Folha de S. Paulo


A questão do juro

A Selic subiu novamente, mesmo com a estagnação. Isso tem reanimado as críticas à tentativa de sua redução mais acelerada no primeiro mandato da presidenta Dilma. A iniciativa teria sido só um ato de vontade, que falhou por se opor à "ciência" econômica. O juro seria alto porque a poupança no país é baixa.

Há uma controvérsia teórica. A ortodoxia entende que a poupança precisa ser acumulada previamente ao investimento. Isso faz sentido, por exemplo, para uma firma: reter lucros ajuda a conseguir financiamentos a custo mais baixo.

Mas a moeda fiduciária, criada pelo BC e pelo sistema financeiro ao conceder empréstimos, torna macroeconomicamente prescindível o acúmulo prévio de recursos. A poupança agregada é necessária para pagar os financiamentos, mas pode ser obtida com a atividade gerada posteriormente pelos investimentos.

Não há uma taxa de juro "natural" determinada pelas propensões a poupar e a investir. O juro é fixado pela autoridade monetária, com maior ou menor autonomia conforme o grau de mobilidade de capital existente –que define as oportunidades de buscar taxas maiores pelo mundo–, os resultados do balanço de pagamentos (câmbio) e o regime de controle da inflação.

Assim, havia dificuldades na estratégia de redução mais rápida do juro. Aliás, foi esse o tema de minha primeira coluna ("Juros baixos e metas de inflação", de 6/9/2012).
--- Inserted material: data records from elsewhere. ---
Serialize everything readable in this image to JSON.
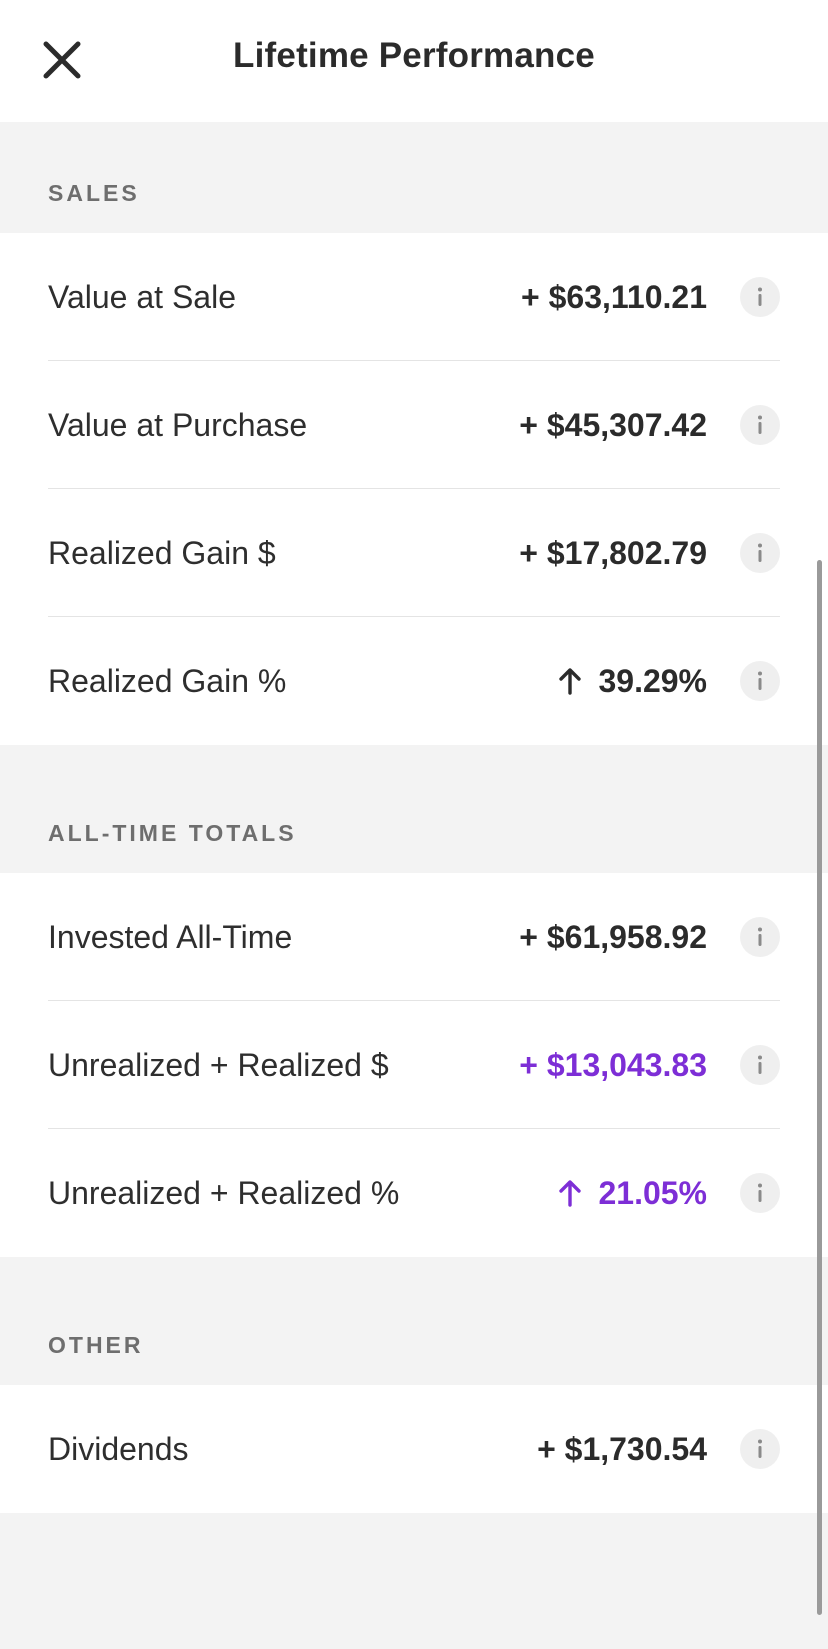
{
  "header": {
    "title": "Lifetime Performance",
    "close_icon": "close-icon"
  },
  "sections": {
    "sales": {
      "label": "SALES",
      "rows": [
        {
          "label": "Value at Sale",
          "value": "+ $63,110.21"
        },
        {
          "label": "Value at Purchase",
          "value": "+ $45,307.42"
        },
        {
          "label": "Realized Gain $",
          "value": "+ $17,802.79"
        },
        {
          "label": "Realized Gain %",
          "value": "39.29%",
          "icon": "arrow-up-icon"
        }
      ]
    },
    "totals": {
      "label": "ALL-TIME TOTALS",
      "rows": [
        {
          "label": "Invested All-Time",
          "value": "+ $61,958.92"
        },
        {
          "label": "Unrealized + Realized $",
          "value": "+ $13,043.83"
        },
        {
          "label": "Unrealized + Realized %",
          "value": "21.05%",
          "icon": "arrow-up-icon"
        }
      ]
    },
    "other": {
      "label": "OTHER",
      "rows": [
        {
          "label": "Dividends",
          "value": "+ $1,730.54"
        }
      ]
    }
  },
  "colors": {
    "accent": "#7d2ed6",
    "text": "#2b2b2b",
    "section_label": "#6e6e6e",
    "background": "#f3f3f3"
  }
}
Sob o atual regime de metas de inflação, a redução do juro exige um grande esforço de contração fiscal. Isso foi feito em 2011, que teve expressiva elevação do superavit primário e o aperto monetário das chamadas "medidas macroprudenciais".

Assim, o crescimento caiu de 7,5% em 2010 para 2,7% no ano seguinte. Em conjunto com a recidiva da crise financeira internacional a partir do segundo semestre de 2011, esse movimento levou à estagnação atual.

Numa economia parada, não é recomendável apertar a política fiscal. Nesse sentido, a aposta foi nas desonerações tributárias, porém, por si só, elas não puxam a demanda. Seu resultado foi mais o de mitigar os efeitos inflacionários que os juros mais baixos trouxeram por causa de seus impactos de desvalorização do câmbio. Os últimos três anos foram os únicos que tiveram depreciação cambial sem que a inflação estourasse a meta. É pouco.

Como ouvi em debate recente, a lição talvez seja que, além de fazer mudanças consagradas no regime de metas (como adotar o núcleo da inflação), é mais eficiente a estratégia do governo Lula de diminuir o juro mais devagar. Teria sido melhor não ter feito a contração de 2011, apostando no crescimento sustentado para facilitar o ganho fiscal que permitiria seguir reduzindo o juro.

Contudo, num país de juro muito alto, isso não invalida a tentativa feita e tampouco explica a reação excessiva nos meios de comunicação.

Essa reação talvez tenha menos a ver com crenças econômicas do que com algo mais prático: a concorrência bancária. Suas armas são propaganda, tecnologia, número de agências etc. Tacitamente, a competição via preços deve ser evitada. A queda de juros e de "spreads" quebrou tal paradigma.

É possível compensar o menor juro com maior volume de crédito. Porém é mais arriscado. Além disso, os bancos públicos conseguiram continuar aumentando sua participação no crédito total, de 41,7% em 2010 para 53,5% em 2014.

A estratégia exigiu reforçar as fontes de recursos dos bancos públicos, o que elevou a dívida pública bruta. Ainda assim, em 63% do PIB, ela continua baixa internacionalmente. O problema não é seu tamanho, mas o juro incidente elevado.

Grandes anunciantes e defensores de um status quo que beneficia os mais ricos com taxas de juro muito altas, não foi difícil para o dito "mercado" ecoar sua insatisfação, como se fosse a defesa de uma indiscutível "ciência" econômica.

Seu poder não se restringe aos meios de comunicação. É forte no mercado financeiro propriamente dito. Assim é até compreensível que o governo tente reeditar a estratégia de 2003, cedendo ao que a elite entende por estabilidade econômica.

Infelizmente as condições prometem não ser tão favoráveis para a retomada após o ajuste ortodoxo. A economia global continua fraca. A seca ameaça o abastecimento de energia e água. O investimento tendem a travar por um tempo em razão da Lava Jato. O ano não será fácil.